The Alliance Party deputy leader, Mr Seamus Close, said the UFF statement signified a clear breach of the Mitchell Principles of democracy and non-violence, and he called on the two governments to take "appropriate action".
The Ulster Unionist leader, Mr David Trimble, said he viewed the statement as "an admission of guilt", but his party had not made any decision on a formal complaint against the UDP.
He said it was a clear admission of a breach of the Mitchell Principles and there were "consequences which flow from that".
The leader of the SDLP, Mr John Hume, said he was "glad" the UFF had announced that the killing of innocent civilians had stopped, and the people who were killed had "absolutely nothing to do with the murder of Billy Wright", and that there was no justification for the "terrible murders".
Sinn Fein's chief negotiator, Mr Martin McGuinness, said the statement was "an affront to those innocent Catholics who have been killed" and that it was "a spurious attempt to justify a litany of murders involving a number of loyalist gangs".
Mr McGuinness also attacked the role of Mr Flanagan, saying that people would ask if the UFF campaign could not have been stopped earlier if he "had not delayed in identifying" the involvement of the UFF.
A DUP spokesman, Mr Ian Paisley jnr, described the UFF statement as "contemptible" and said it demonstrated that "the terrorists call the shots in the talks process".
He added that if the statement was accepted by the British government, it would be "clear that the process itself sanctions terrorists to take a `time out' to commit murder". Mr Paisley said the onus was on Mr Trimble to raise an indictment against the UDP in the talks.
The Irish Republican Socialist Party, the political wing of the INLA, said the UFF statement was a mechanism to allow the UDP to stay in the talks and that it ignored the fact that a number of nationalists were killed by the UFF prior to any INLA actions.
Meanwhile, four people, believed to be loyalists from the Portadown area, were arrested after two cars were stopped by police yesterday morning in the Malone area of south Belfast.
They were taken to Gough Barracks in Armagh for questioning.
Another eight people were also arrested yesterday for questioning on recent killings.

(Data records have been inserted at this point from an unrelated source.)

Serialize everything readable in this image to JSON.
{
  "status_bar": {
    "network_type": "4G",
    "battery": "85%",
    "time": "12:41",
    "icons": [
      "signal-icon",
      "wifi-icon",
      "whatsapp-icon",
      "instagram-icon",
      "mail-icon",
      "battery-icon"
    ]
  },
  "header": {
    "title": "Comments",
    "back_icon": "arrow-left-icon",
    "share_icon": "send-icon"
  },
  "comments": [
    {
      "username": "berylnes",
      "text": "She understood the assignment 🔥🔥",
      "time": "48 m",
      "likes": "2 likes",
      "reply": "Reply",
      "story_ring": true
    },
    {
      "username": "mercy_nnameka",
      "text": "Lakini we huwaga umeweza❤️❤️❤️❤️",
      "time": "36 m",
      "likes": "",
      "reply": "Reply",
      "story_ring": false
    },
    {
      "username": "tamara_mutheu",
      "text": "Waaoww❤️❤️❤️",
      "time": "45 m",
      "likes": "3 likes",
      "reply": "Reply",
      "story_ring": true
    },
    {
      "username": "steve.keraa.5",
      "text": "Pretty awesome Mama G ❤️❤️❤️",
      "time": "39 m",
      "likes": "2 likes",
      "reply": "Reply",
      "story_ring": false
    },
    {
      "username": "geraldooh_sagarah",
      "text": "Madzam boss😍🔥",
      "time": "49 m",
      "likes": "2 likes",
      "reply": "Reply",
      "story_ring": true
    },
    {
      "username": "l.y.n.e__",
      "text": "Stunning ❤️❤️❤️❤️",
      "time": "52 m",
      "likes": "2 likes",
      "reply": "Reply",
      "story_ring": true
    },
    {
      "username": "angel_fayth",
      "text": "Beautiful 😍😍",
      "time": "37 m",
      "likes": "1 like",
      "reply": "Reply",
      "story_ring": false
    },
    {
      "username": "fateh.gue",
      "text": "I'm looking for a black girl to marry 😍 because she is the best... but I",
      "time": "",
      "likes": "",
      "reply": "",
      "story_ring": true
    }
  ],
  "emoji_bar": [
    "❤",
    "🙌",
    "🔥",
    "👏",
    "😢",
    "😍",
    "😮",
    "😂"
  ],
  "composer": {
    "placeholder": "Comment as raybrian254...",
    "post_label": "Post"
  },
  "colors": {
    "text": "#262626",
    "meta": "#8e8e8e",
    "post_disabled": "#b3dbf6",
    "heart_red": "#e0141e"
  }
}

One man was questioned by police in Belfast yesterday after 100 lb of commercial explosives and 200 lb of what was called "a crystallised substance" were found in a house in the Shankill area. Described by police as "significant", the find is being linked to loyalists.
A man was shot in both legs in what is believed to have been a punishment attack in the nationalist New Lodge area of north Belfast last night. He was taken to hospital after being found in Upper Meadow Street.